The energy legislation introduced by Senate Majority Leader Harry Reid on Tuesday is a potpourri, with provisions to abolish the oil spill liability cap and overhaul the government agency that oversees offshore drilling. But tacked to the bill is a home retrofitting program that has been idling in Congress for months.
Informally known as "Cash for Caulkers," Home Star was introduced by President Obama on March 2 during his "White House to Main Street" tour. It was designed to create jobs in the construction industry by providing incentives for consumers to buy and install spools of pink fiberglass, caulking guns, and other insulation materials. But so far, Home Star may have done more harm than good.
In anticipation of the federal rebates promised by Home Star, a version of which passed the House on May 6, some consumers are postponing plans to retrofit their homes. "The passage of Home Star in the House was a mixed blessing," said Mike Rogers, chair of the nonprofit organization Efficiency First. "Now that Americans are aware of the Home Star legislation, many are delaying their retrofit plans in hopes of federal support.

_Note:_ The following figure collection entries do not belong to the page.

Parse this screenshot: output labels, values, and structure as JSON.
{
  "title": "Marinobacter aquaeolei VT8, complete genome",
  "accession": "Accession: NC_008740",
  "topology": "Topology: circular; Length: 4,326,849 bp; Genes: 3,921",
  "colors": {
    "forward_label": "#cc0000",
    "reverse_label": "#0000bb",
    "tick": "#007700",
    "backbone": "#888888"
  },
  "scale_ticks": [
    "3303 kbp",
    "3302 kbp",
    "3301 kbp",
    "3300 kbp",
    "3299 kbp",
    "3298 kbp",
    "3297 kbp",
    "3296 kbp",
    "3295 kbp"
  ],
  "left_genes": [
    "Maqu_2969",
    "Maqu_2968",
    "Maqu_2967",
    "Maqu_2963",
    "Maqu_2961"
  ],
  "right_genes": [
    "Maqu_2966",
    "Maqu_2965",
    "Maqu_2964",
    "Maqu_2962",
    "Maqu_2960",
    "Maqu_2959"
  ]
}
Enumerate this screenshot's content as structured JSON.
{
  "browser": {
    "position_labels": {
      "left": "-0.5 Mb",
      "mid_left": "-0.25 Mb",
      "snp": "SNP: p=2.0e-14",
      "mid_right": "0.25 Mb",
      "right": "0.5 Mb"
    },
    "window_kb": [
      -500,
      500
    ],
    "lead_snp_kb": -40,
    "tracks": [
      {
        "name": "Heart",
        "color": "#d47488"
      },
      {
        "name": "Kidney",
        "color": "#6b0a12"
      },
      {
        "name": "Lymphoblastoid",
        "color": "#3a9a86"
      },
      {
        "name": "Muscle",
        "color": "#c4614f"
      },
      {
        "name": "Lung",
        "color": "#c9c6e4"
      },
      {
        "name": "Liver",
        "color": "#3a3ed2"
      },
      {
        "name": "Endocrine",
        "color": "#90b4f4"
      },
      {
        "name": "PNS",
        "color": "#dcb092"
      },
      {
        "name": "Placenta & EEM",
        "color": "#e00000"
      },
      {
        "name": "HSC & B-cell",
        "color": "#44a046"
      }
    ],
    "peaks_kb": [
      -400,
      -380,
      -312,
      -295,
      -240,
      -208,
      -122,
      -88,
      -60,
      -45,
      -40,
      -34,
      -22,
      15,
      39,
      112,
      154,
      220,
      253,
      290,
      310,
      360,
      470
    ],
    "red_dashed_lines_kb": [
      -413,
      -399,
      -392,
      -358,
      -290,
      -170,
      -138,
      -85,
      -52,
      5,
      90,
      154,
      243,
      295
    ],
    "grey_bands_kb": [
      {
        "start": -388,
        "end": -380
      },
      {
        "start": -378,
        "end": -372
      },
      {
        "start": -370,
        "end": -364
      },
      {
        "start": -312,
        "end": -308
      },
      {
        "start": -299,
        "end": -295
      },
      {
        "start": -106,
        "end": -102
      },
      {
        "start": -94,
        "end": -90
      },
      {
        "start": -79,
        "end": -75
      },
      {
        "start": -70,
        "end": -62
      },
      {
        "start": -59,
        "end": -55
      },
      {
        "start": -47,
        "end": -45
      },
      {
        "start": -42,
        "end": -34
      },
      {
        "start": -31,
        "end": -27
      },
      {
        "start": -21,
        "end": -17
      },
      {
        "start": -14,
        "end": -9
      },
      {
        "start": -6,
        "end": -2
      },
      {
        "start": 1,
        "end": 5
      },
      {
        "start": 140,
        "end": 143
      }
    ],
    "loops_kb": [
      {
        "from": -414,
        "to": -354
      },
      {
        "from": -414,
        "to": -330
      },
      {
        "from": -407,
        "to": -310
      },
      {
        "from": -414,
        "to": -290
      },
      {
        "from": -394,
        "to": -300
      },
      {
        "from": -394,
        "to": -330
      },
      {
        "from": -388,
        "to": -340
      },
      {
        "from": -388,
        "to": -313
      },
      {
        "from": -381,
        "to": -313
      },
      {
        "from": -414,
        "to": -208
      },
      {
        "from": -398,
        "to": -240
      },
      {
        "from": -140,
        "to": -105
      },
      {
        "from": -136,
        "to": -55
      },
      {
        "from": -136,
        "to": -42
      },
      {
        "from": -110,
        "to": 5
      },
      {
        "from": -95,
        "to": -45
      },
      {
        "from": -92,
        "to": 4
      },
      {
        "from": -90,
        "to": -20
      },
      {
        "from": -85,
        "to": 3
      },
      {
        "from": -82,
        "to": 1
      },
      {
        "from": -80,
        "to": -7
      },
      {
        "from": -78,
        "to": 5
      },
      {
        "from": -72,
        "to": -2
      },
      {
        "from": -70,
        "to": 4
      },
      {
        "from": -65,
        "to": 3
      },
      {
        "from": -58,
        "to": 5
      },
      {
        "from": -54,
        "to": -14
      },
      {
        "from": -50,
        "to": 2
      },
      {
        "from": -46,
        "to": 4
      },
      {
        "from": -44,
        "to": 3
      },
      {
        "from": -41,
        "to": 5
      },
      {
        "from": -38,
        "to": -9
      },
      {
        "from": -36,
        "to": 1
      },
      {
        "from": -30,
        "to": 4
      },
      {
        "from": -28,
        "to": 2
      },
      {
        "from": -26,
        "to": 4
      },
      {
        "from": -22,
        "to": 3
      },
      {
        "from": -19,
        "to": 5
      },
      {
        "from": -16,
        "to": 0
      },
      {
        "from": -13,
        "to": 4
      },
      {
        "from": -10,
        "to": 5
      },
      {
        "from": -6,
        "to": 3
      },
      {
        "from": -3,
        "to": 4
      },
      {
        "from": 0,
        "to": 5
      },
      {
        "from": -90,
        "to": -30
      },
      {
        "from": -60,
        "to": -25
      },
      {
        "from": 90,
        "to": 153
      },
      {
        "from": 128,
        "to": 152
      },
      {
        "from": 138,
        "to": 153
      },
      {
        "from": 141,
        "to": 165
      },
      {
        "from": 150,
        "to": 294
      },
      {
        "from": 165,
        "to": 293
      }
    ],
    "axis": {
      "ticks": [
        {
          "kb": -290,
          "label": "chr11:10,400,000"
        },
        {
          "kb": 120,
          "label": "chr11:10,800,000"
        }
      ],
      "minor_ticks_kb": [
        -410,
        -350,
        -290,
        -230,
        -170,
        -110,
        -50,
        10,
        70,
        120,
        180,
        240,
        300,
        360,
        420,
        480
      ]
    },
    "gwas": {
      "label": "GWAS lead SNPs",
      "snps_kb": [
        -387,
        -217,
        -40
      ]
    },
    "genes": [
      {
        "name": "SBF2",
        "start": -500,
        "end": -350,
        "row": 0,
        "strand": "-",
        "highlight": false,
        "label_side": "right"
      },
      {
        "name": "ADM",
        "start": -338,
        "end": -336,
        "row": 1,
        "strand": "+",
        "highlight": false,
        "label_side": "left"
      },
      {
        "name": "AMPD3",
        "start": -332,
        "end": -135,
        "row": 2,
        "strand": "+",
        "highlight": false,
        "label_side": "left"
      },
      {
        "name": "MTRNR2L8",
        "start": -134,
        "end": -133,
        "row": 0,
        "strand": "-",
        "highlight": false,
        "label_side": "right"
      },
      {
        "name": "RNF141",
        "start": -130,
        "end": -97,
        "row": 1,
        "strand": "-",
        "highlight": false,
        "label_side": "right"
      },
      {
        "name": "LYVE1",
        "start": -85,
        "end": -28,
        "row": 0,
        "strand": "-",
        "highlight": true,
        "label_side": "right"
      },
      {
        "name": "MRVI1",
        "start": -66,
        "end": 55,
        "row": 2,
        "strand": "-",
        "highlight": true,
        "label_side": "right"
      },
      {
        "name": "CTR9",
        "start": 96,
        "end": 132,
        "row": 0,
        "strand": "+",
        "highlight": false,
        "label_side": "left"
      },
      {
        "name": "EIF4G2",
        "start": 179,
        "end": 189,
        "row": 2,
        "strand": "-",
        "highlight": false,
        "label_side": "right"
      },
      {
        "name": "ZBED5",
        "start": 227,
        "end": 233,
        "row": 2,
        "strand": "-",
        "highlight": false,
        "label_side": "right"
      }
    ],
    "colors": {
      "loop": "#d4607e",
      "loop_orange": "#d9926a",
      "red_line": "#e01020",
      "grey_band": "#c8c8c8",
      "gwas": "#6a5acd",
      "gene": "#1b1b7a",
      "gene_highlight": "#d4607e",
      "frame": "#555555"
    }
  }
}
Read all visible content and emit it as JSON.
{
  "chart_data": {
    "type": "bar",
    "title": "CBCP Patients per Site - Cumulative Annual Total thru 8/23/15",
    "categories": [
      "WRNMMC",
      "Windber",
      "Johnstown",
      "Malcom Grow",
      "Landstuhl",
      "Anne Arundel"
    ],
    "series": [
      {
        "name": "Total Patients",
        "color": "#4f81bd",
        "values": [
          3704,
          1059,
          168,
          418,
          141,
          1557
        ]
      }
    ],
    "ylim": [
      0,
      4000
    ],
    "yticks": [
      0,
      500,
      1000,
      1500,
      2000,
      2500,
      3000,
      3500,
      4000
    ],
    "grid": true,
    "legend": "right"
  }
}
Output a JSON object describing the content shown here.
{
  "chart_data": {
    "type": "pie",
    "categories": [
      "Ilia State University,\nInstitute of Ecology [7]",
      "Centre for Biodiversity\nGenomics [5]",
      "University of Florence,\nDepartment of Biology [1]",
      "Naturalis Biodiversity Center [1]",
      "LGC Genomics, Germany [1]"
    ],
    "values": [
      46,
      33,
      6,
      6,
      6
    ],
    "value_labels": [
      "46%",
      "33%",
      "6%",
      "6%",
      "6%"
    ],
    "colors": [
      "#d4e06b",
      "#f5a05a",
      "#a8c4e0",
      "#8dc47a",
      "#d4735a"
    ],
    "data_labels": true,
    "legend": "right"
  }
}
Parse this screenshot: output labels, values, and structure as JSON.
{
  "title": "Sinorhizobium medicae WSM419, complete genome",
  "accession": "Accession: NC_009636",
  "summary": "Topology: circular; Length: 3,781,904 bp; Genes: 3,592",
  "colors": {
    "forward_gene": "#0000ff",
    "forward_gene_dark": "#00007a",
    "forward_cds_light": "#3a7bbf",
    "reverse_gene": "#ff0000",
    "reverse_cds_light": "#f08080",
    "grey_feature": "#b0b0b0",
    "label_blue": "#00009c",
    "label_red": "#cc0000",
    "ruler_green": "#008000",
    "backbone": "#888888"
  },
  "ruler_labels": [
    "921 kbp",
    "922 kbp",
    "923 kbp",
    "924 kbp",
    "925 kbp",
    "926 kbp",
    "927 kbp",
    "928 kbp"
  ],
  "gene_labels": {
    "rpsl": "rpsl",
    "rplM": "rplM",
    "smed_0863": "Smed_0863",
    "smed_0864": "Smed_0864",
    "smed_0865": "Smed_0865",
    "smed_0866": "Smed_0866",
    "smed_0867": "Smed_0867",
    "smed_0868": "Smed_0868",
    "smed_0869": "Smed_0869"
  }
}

Ironically, while Home Star is in process, it is having a negative impact on the very industry that it is designed to help."
Now that Home Star is embedded in a bill focused on the BP oil spill, its fate may depend on the ability of party leaders to reach consensus on a number of issues that have nothing to do with promoting energy efficiency in the home. Democratic and Republican lawmakers quarreled on the Senate floor today, but their disagreement centered on Reid's proposed elimination (subscription) of the oil spill liability cap, not on Home Star. In fact, the home retrofitting program has so far provoked little in the way of partisan strife, which comes as no surprise to its advocates.
"We have bipartisan support for the Home Star portion of the bill both in the Senate and the House, and that's really just on the merits of [Home Star]," said Larry Laseter, president of WellHome and a representative of the Home Star Coalition. "It's a rare triple win: It creates jobs, it creates savings for consumers, and it has a positive impact on energy independence and the environment."